Résumés
Résumé
Le présent document dépeint la prévalence de l’usage du cannabis chez les adolescents canadiens aux études, d’après des enquêtes menées antérieurement auprès de cette population. Les résultats montrent que 24 à 39 % de tous les élèves ont fait usage de cette drogue au cours des dernières années. Chez les élèves de septième année[2], le pourcentage varie entre 5 et 14 %, alors que le taux maximal chez les étudiants à la fin du secondaire atteint 41 à 57 %. Malgré des variations régionales, les données sur les tendances en matière de consommation de cannabis montrent que les taux ont augmenté au cours des années 1990. De plus, certaines données révèlent qu’à la fin des années 1990, le nombre d’élèves ontariens ayant déclaré faire un usage plus fréquent de cannabis et celui ayant signalé la présence d’indicateurs de dépendance s’étaient accrus. Il faut se pencher avec plus d’attention non seulement sur le rapport existant entre non-usage et usage, mais également sur celui qui existe entre usage et méfaits.
Abstract
Based on existing surveys of Canadian adolescent students, this paper describes the prevalence of cannabis use. The results show that among all students, past year cannabis use varied from 24% to 39%. Use among 7th-graders varied from 5% to 14%, while peak use for students at the end of high-school varied from 41% to 57%. Despite regional variation in rates of cannabis use, available trend data showed increasing rates of use during the 1990s. In addition, available data showed that more Ontario students reported using cannabis more frequently and more reported dependence indicators during the late 1990s. More attention needs to be given, not only to the linkages from non-use to use, but to the linkages from use to harm.
Corps de l’article
Introduction
D’importantes raisons justifient d’évaluer l’usage de drogues chez les adolescents. La première est de chercher à comprendre le caractère actuel et futur de cet usage ; pour ce faire, on dispose de certains indicateurs épidémiologiques majeurs. Les indicateurs les plus notables à cet égard sont liés à l’âge, tels qu’un début de consommation à un âge précoce, ainsi que la fréquence de cet usage, et constituent des critères prévisionnels importants pour ce qui est de l’usage de drogues et des problèmes qui en découlent (DeWit, Adlaf, Offord et Ogborne, 2000 ; Grant et Dawson, 1997). En effet, on peut facilement prévoir des augmentations de la prévalence de la consommation de drogues comme le cannabis dans des cohortes d’adultes, d’après les augmentations relevées dans des cohortes antérieures d’élèves (Adlaf et Ialomiteanu, 2002). De telles augmentations déterminantes de l’usage de drogues chez les adolescents sont susceptibles d’avoir des répercussions majeures dans l’avenir. Ainsi, selon les projections, les augmentations passées de la consommation de drogues dans les cohortes de baby-boomers se traduiront par des besoins de traitement accrus dans l’avenir (Gfroerer, Penne, Pemberton et Folsom, 2003). La deuxième raison est que la consommation fréquente de drogues pendant l’adolescence est associée à une évolution de vie négative, notamment à de piètres résultats sur les plans éducatif et professionnel (Bachman, Wadsworth, O'Malley, Johnston et Schulenberg, 1997). Partout dans le monde, les enquêtes menées dans les écoles sont devenues un outil essentiel pour évaluer l’usage de drogues chez les adolescents, surtout chez les plus jeunes qui ne sont généralement pas englobés dans les enquêtes menées auprès de la population générale.
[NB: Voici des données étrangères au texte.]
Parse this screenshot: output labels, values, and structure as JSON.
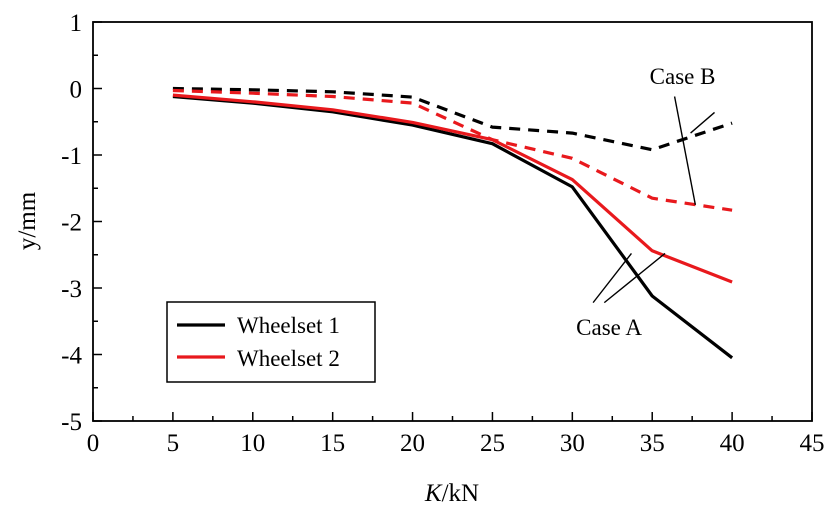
{
  "chart_data": {
    "type": "line",
    "xlabel_italic": "K",
    "xlabel_rest": "/kN",
    "ylabel": "y/mm",
    "xlim": [
      0,
      45
    ],
    "ylim": [
      -5,
      1
    ],
    "xticks": [
      0,
      5,
      10,
      15,
      20,
      25,
      30,
      35,
      40,
      45
    ],
    "yticks": [
      1,
      0,
      -1,
      -2,
      -3,
      -4,
      -5
    ],
    "x": [
      5,
      10,
      15,
      20,
      25,
      30,
      35,
      40
    ],
    "series": [
      {
        "name": "Wheelset 1",
        "case": "Case A",
        "color": "#000000",
        "dashed": false,
        "values": [
          -0.12,
          -0.22,
          -0.35,
          -0.55,
          -0.83,
          -1.48,
          -3.12,
          -4.05
        ]
      },
      {
        "name": "Wheelset 2",
        "case": "Case A",
        "color": "#e8191d",
        "dashed": false,
        "values": [
          -0.1,
          -0.2,
          -0.32,
          -0.51,
          -0.77,
          -1.37,
          -2.44,
          -2.91
        ]
      },
      {
        "name": "Wheelset 1",
        "case": "Case B",
        "color": "#000000",
        "dashed": true,
        "values": [
          0.0,
          -0.02,
          -0.05,
          -0.13,
          -0.58,
          -0.67,
          -0.92,
          -0.52
        ]
      },
      {
        "name": "Wheelset 2",
        "case": "Case B",
        "color": "#e8191d",
        "dashed": true,
        "values": [
          -0.03,
          -0.07,
          -0.12,
          -0.22,
          -0.77,
          -1.05,
          -1.65,
          -1.83
        ]
      }
    ],
    "legend": [
      {
        "label": "Wheelset 1",
        "color": "#000000"
      },
      {
        "label": "Wheelset 2",
        "color": "#e8191d"
      }
    ],
    "annotations": [
      {
        "text": "Case A",
        "text_at": [
          32.3,
          -3.71
        ],
        "pointers": [
          [
            33.7,
            -2.48
          ],
          [
            35.8,
            -2.48
          ]
        ],
        "origins": [
          [
            31.3,
            -3.22
          ],
          [
            32.0,
            -3.22
          ]
        ]
      },
      {
        "text": "Case B",
        "text_at": [
          36.9,
          0.07
        ],
        "pointers": [
          [
            36.4,
            -0.12
          ],
          [
            38.9,
            -0.36
          ]
        ],
        "origins": [
          [
            37.7,
            -1.75
          ],
          [
            37.4,
            -0.67
          ]
        ]
      }
    ],
    "grid": false,
    "legend_position": "bottom-left"
  }
}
Malheureusement, contrairement à ce qui se passe aux États-Unis et en Europe, situation qu’abordent respectivement deux études baptisées Monitoring the Future (Johnston, O'Malley et Bachman, 2002) et ESPAD (Hibell et coll., 2000), aucune étude permanente d’envergure nationale n’évalue au Canada la consommation d’alcool et des autres drogues. Les premières enquêtes en milieu scolaire qui sont documentées ont été réalisées en 1968 à Toronto (Smart & Fejer, 1975) et en 1970 à Vancouver (Russell, 1971 ; Russell et Hollander, 1974). La première enquête nationale sur l’usage de drogues chez les élèves du secondaire, menée en 1972 par la Commission Le Dain, provenait en fait d’une enquête auprès des ménages (Lanphier et Phillips, 1971). Depuis ce temps, les enquêtes nationales sur l’usage de drogues chez les adolescents n’ont été menées, au mieux, qu’irrégulièrement (Stephens et Morin, 1996).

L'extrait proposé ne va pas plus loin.